Sortir de l'indivision : les solutions
Récupérer votre créance ne règle pas toujours la situation de fond. Tant que l'indivision perdure, le risque de nouveau déséquilibre reste présent. Plusieurs options permettent d'y mettre fin.
| Solution | Pour qui | Point de vigilance |
|---|---|---|
| Rachat de la part de l'autre indivisaire | Vous souhaitez garder le bien et en avez la capacité financière | Nécessite un nouveau financement ou un rachat de crédit, avec calcul de la soulte |
| Vente du bien | Aucun indivisaire ne veut ou ne peut racheter la part de l'autre | Le solde du crédit et votre créance se règlent sur le prix de vente |
| Partage judiciaire | Désaccord total, blocage prolongé | Procédure plus longue et coûteuse, tranchée par le tribunal |
| Renégociation du prêt | Vous voulez rester seul emprunteur officiel | Suppose l'accord de la banque et une capacité d'emprunt suffisante à titre individuel |
Le rachat de part, ou rachat de soulte, reste la solution la plus rapide quand un seul indivisaire souhaite conserver le logement. Elle exige toutefois une nouvelle étude de financement, la banque vérifiant votre capacité à assumer seul l'intégralité du crédit restant dû.
Comment éviter cette situation dès le départ
Prévenir vaut mieux que régulariser après coup. Quelques précautions simples limitent fortement le risque de conflit :
- Rédigez une convention d'indivision chez le notaire dès l'achat, en précisant la répartition des charges et la méthode de calcul des créances.

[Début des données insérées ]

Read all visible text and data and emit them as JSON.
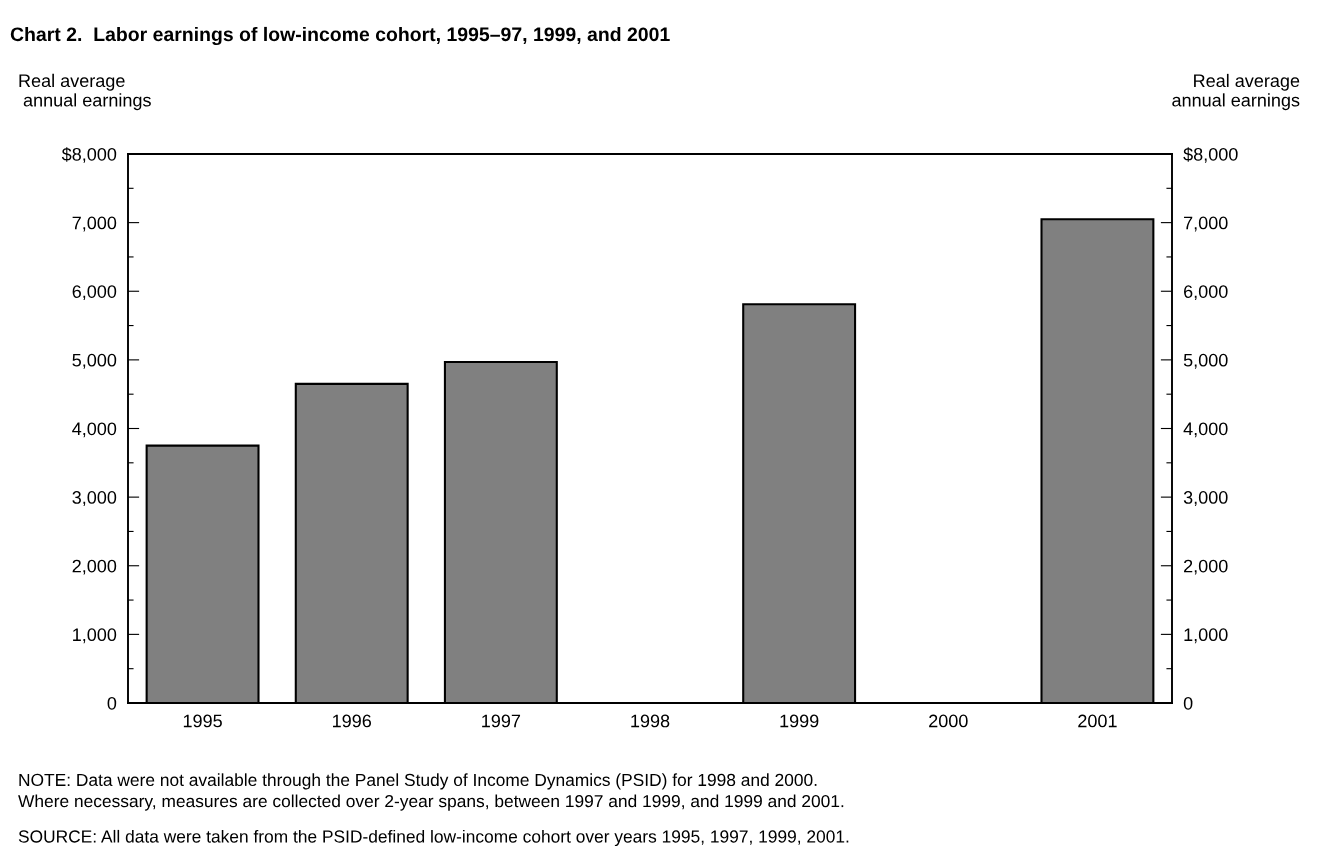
{
  "chart_data": {
    "type": "bar",
    "title": "Chart 2.  Labor earnings of low-income cohort, 1995–97, 1999, and 2001",
    "ylabel": "Real average\n annual earnings",
    "y2label": "Real average\n annual earnings",
    "categories": [
      "1995",
      "1996",
      "1997",
      "1998",
      "1999",
      "2000",
      "2001"
    ],
    "values": [
      3750,
      4650,
      4970,
      null,
      5810,
      null,
      7050
    ],
    "color": "#808080",
    "ylim": [
      0,
      8000
    ],
    "yticks": [
      0,
      {
        "value": 500,
        "label": null
      },
      {
        "value": 1000,
        "label": "1,000"
      },
      {
        "value": 1500,
        "label": null
      },
      {
        "value": 2000,
        "label": "2,000"
      },
      {
        "value": 2500,
        "label": null
      },
      {
        "value": 3000,
        "label": "3,000"
      },
      {
        "value": 3500,
        "label": null
      },
      {
        "value": 4000,
        "label": "4,000"
      },
      {
        "value": 4500,
        "label": null
      },
      {
        "value": 5000,
        "label": "5,000"
      },
      {
        "value": 5500,
        "label": null
      },
      {
        "value": 6000,
        "label": "6,000"
      },
      {
        "value": 6500,
        "label": null
      },
      {
        "value": 7000,
        "label": "7,000"
      },
      {
        "value": 7500,
        "label": null
      },
      {
        "value": 8000,
        "label": "$8,000"
      }
    ],
    "y2lim": [
      0,
      8000
    ],
    "y2ticks": [
      0,
      {
        "value": 500,
        "label": null
      },
      {
        "value": 1000,
        "label": "1,000"
      },
      {
        "value": 1500,
        "label": null
      },
      {
        "value": 2000,
        "label": "2,000"
      },
      {
        "value": 2500,
        "label": null
      },
      {
        "value": 3000,
        "label": "3,000"
      },
      {
        "value": 3500,
        "label": null
      },
      {
        "value": 4000,
        "label": "4,000"
      },
      {
        "value": 4500,
        "label": null
      },
      {
        "value": 5000,
        "label": "5,000"
      },
      {
        "value": 5500,
        "label": null
      },
      {
        "value": 6000,
        "label": "6,000"
      },
      {
        "value": 6500,
        "label": null
      },
      {
        "value": 7000,
        "label": "7,000"
      },
      {
        "value": 7500,
        "label": null
      },
      {
        "value": 8000,
        "label": "$8,000"
      }
    ],
    "grid": false,
    "annotations": [
      "NOTE: Data were not available through the Panel Study of Income Dynamics (PSID) for 1998 and 2000.\nWhere necessary, measures are collected over 2-year spans, between 1997 and 1999, and 1999 and 2001.",
      "SOURCE: All data were taken from the PSID-defined low-income cohort over years 1995, 1997, 1999, 2001."
    ]
  }
}
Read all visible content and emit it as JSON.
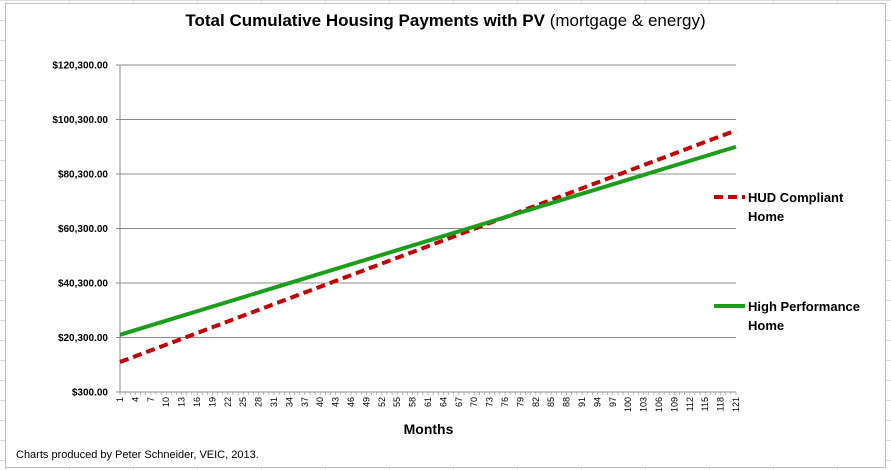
{
  "chart_data": {
    "type": "line",
    "title": "Total Cumulative Housing Payments  with PV",
    "title_suffix": "(mortgage & energy)",
    "xlabel": "Months",
    "ylabel": "",
    "y_ticks": [
      "$300.00",
      "$20,300.00",
      "$40,300.00",
      "$60,300.00",
      "$80,300.00",
      "$100,300.00",
      "$120,300.00"
    ],
    "y_tick_values": [
      300,
      20300,
      40300,
      60300,
      80300,
      100300,
      120300
    ],
    "ylim": [
      300,
      120300
    ],
    "x_ticks": [
      "1",
      "4",
      "7",
      "10",
      "13",
      "16",
      "19",
      "22",
      "25",
      "28",
      "31",
      "34",
      "37",
      "40",
      "43",
      "46",
      "49",
      "52",
      "55",
      "58",
      "61",
      "64",
      "67",
      "70",
      "73",
      "76",
      "79",
      "82",
      "85",
      "88",
      "91",
      "94",
      "97",
      "100",
      "103",
      "106",
      "109",
      "112",
      "115",
      "118",
      "121"
    ],
    "xlim": [
      1,
      121
    ],
    "grid": "horizontal",
    "legend_position": "right",
    "series": [
      {
        "name": "HUD Compliant\nHome",
        "color": "#c00000",
        "style": "dashed",
        "x": [
          1,
          121
        ],
        "y": [
          11300,
          96300
        ]
      },
      {
        "name": "High Performance\nHome",
        "color": "#1c9e1c",
        "style": "solid",
        "x": [
          1,
          121
        ],
        "y": [
          21300,
          90300
        ]
      }
    ],
    "footer": "Charts  produced by Peter Schneider, VEIC, 2013."
  }
}
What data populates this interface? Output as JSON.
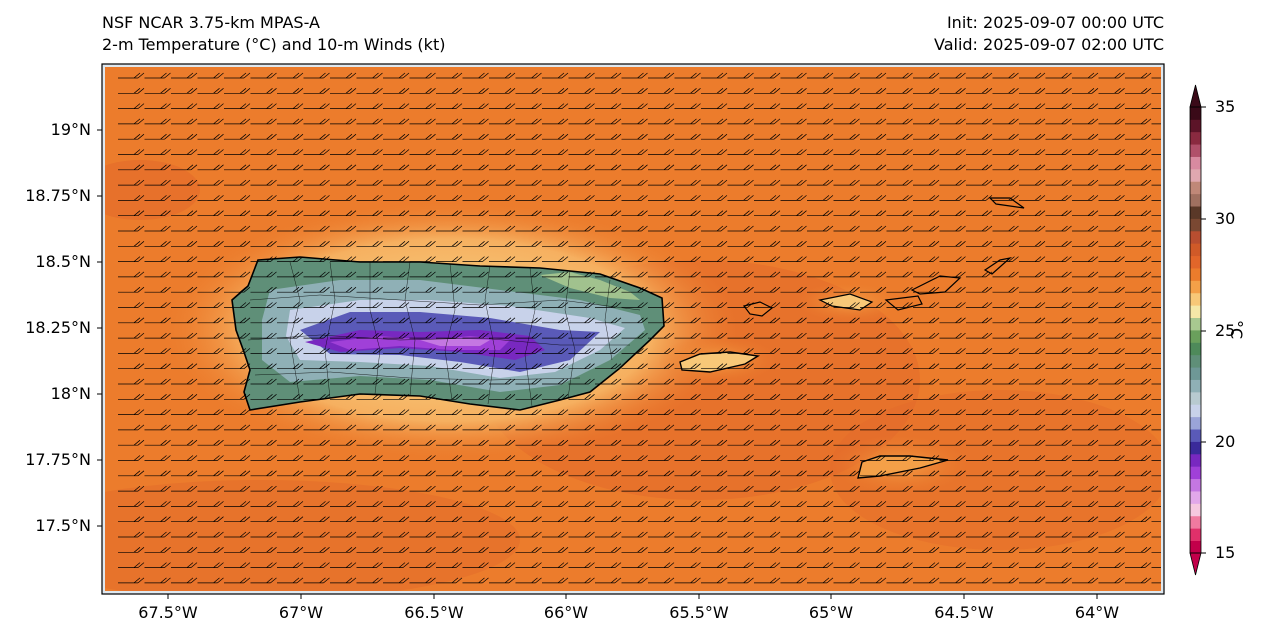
{
  "header": {
    "title_line1": "NSF NCAR 3.75-km MPAS-A",
    "title_line2": "2-m Temperature (°C) and 10-m Winds (kt)",
    "init": "Init: 2025-09-07 00:00 UTC",
    "valid": "Valid: 2025-09-07 02:00 UTC"
  },
  "map": {
    "latitude_labels": [
      "19°N",
      "18.75°N",
      "18.5°N",
      "18.25°N",
      "18°N",
      "17.75°N",
      "17.5°N"
    ],
    "longitude_labels": [
      "67.5°W",
      "67°W",
      "66.5°W",
      "66°W",
      "65.5°W",
      "65°W",
      "64.5°W",
      "64°W"
    ],
    "background_temperature_c": 29,
    "wind_description": "easterly barbs across domain"
  },
  "colorbar": {
    "unit": "°C",
    "tick_labels": [
      "35",
      "30",
      "25",
      "20",
      "15"
    ],
    "min": 15,
    "max": 35,
    "colors": [
      "#c2004a",
      "#e0306a",
      "#f07aa0",
      "#f6c8e0",
      "#e2a8ea",
      "#c477e2",
      "#a040d8",
      "#7828c0",
      "#3a2a9a",
      "#5a5ab8",
      "#9aa4d8",
      "#c8d2ea",
      "#b8cad0",
      "#8fb0b6",
      "#6e9896",
      "#5f8f78",
      "#4e8a5a",
      "#6aa05c",
      "#a8c890",
      "#f5e8a8",
      "#f8c878",
      "#f4a048",
      "#ec7c2c",
      "#e2662a",
      "#d05a28",
      "#b84e30",
      "#7a4832",
      "#5a3828",
      "#a07060",
      "#c08878",
      "#e0a8b0",
      "#d88aa0",
      "#b0506a",
      "#8a2a40",
      "#5c1428",
      "#3a0a18"
    ]
  }
}
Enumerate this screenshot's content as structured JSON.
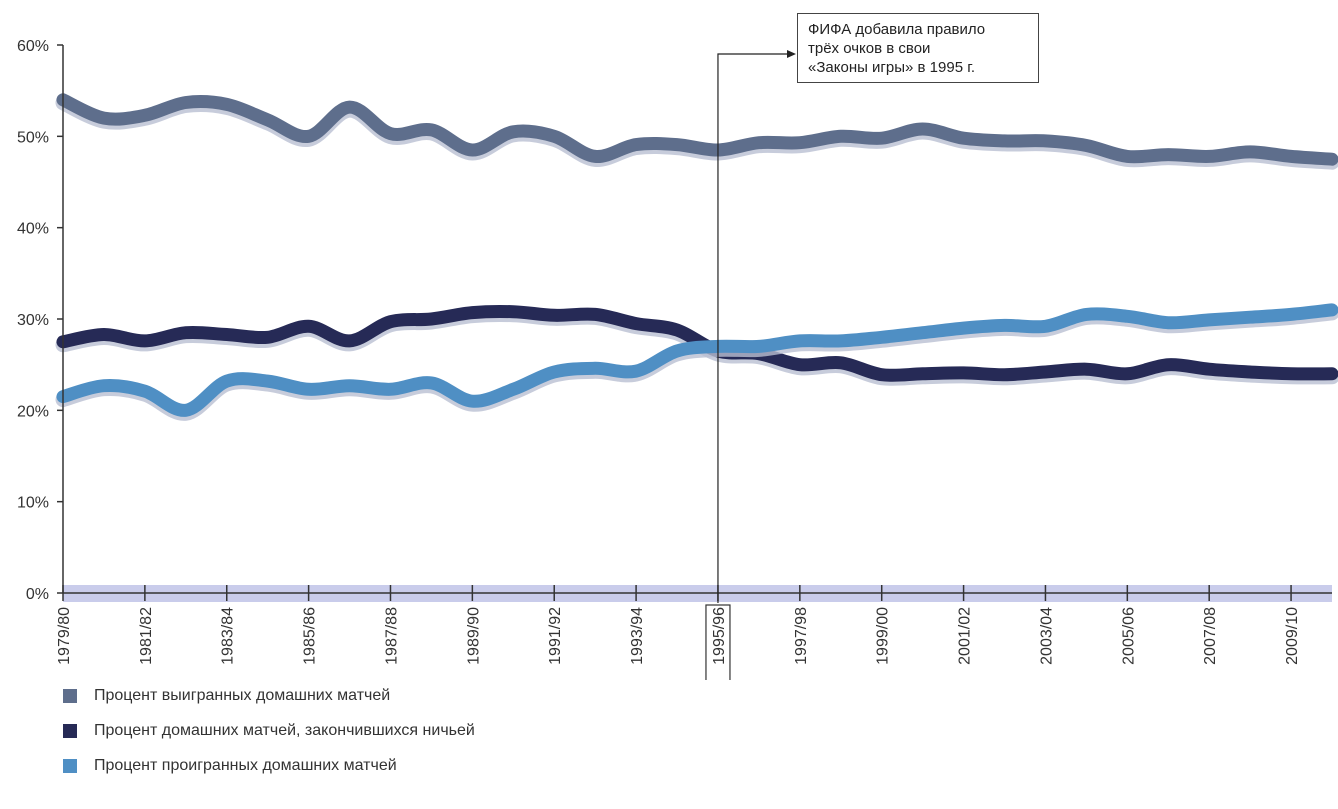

- Ouvrez un compte joint dédié aux charges du bien, alimenté selon la quote-part de chacun, pour tracer chaque paiement.
- Conservez systématiquement tous les justificatifs de paiement, même en l'absence de conflit apparent.
- Faites le point régulièrement avec l'autre indivisaire sur l'équilibre des paiements, avant qu'un écart trop important ne s'installe.
Ces précautions ne suppriment pas le risque juridique, mais elles simplifient considérablement le calcul de votre créance si la situation se dégrade. Un accompagnement par un notaire au moment de l'achat reste le meilleur investissement pour éviter un contentieux des années plus tard.